Je me suis dressée sur mon séant. Tout est calme. Cette idée me taraude. Me mine. Mais je dois le faire. Les peintures, d’abord. Heureusement, j’ai conservé près de moi les os remplis de poudre d’argile. Doucement, à tâtons, j’en enduis la main droite de Klo, m’aidant de ma salive pour que la poussière d’ocre s’accroche partout, dans le creux de la paume, sur les petites bosses à la base des doigts, dans les rides de chaque phalange. Le travail est long, et demande une minutie infinie, surtout que le gris du petit jour, qui vient de succéder au noir de la nuit, n’est pas suffisant pour m’aider à contrôler exactement ma progression.

Mais le plus dur reste à venir. Porter Klo jusqu’au fond de la grotte. Vivante, elle ne pesait rien, une plume, fine, légère, svelte, évanescente. Morte, son corps me pèse. Je souffle, pour la soulever, la tenir suffisamment droite pour pouvoir me glisser sous son bras gauche, et l’emmener ainsi, jusqu’à la grotte, en maintenant fermement contre moi sa poitrine glacée, de peur qu’elle ne retombe et ne m’entraîne dans sa chute. Cahin-caha, nous cheminons, bras dessus, bras dessous.
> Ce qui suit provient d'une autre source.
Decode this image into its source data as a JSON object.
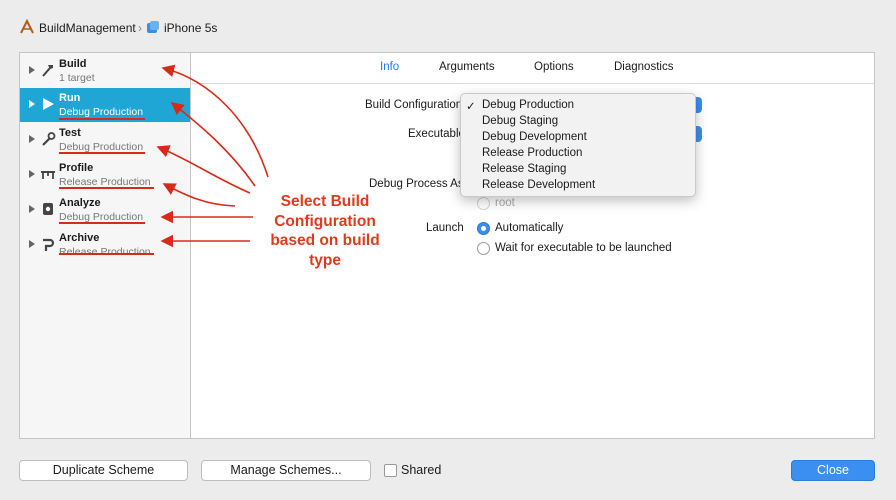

Un homme se réveille, le regard vide, le doigt pointé vers nous. Sans voix. Il s’écroule, mal dessaoulé, sur sa compagne d’une nuit.

La grotte est vide, en ce petit matin de printemps. Nous nous traînons jusqu’au mur peint. Puis, le cœur battant, consciente que je donne à Klo la clé de l’éternité, je prend sa main gauche, enduite de couleur, et je la plaque avec force contre la paroi, en prenant garde que toute les partie de sa main soit bien en contact avec la roche.

Puis, je la recouche avec douceur.

Sa main est là, bien visible, lumineuse, magnifique, non loin des taureaux, des gazelles et des lionnes.